Original Hinton Hunt models are however quite rare so when I do come across the odd one I like to include it in my forces. I have two French guns (click here) and two Austrian ones (click here) but the remainder of my guns are mostly contemporary ones by Newline Designs, which I think fit in quite well.

During my trawl of eBay over the summer I turned up one British gun A.2. Field Gun (British) which I determined to add to the Dukes arsenal. However, it just looked too puny beside my existing Newline gun, so I took the radical decision to swop the wheels with Newline ones. I’m pleased with the result even though it seems a bit sacrilegious.

Tuesday 4 September 2018

Fool’s Gold

Following my recent splash on eBay it was Goya who helpfully pointed out to me that my Guard Horse Artillery figures were probably worth their weight in silver. I think he was exaggerating but I thought I should paint them rather than leave them too long in the lead pile to get full value for money.

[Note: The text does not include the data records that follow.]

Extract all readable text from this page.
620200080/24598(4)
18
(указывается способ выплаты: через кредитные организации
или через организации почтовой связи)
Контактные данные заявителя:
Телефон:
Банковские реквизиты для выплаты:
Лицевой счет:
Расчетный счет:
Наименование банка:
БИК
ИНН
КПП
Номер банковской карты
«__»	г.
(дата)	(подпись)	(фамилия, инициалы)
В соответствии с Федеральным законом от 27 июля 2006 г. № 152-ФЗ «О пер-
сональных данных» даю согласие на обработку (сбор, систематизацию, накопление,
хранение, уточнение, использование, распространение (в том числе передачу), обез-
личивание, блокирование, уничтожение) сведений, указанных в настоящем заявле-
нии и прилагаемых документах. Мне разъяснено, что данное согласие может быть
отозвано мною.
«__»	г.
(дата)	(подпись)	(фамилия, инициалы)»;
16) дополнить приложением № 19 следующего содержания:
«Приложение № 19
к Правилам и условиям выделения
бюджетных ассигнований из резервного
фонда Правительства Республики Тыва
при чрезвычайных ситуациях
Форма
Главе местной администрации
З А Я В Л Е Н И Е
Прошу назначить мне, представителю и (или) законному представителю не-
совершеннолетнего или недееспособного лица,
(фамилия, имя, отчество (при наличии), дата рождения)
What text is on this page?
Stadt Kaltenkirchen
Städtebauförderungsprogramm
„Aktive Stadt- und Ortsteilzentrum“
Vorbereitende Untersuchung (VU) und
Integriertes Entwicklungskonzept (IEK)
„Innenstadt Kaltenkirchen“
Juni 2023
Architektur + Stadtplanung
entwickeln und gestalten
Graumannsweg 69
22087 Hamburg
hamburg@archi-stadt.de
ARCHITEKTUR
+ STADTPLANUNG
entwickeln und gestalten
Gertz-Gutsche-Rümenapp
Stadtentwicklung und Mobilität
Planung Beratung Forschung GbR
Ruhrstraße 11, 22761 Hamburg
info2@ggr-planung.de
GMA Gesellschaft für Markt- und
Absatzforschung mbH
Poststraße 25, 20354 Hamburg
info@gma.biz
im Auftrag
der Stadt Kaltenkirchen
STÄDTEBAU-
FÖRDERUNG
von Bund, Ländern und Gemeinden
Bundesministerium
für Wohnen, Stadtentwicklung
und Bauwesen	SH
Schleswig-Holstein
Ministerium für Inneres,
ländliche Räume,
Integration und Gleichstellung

The figures (all vintage ones) are:

FN/180 Officer, pointing
FN/181 Gunner, with porte-fire
FN/184 Gunner, with pair of hand-spikes
FN/185 Gunner, with ammunition bag


When I pulled out my other gun crew (painted ten years ago) I realised that I’d made a few mistakes with the uniform. This meant I had to do a little bit of updating so that both crews matched, and I also re-varnished them in gloss to conform to the new house style.

Footnote: FN/85 Gunner, with ammunition bag does not appear in my old Hinton Hunt catalogue (circa 1974). My suspicion is that the listing was left off in error as it should be at the bottom of page 2, the figure is certainly a vintage one.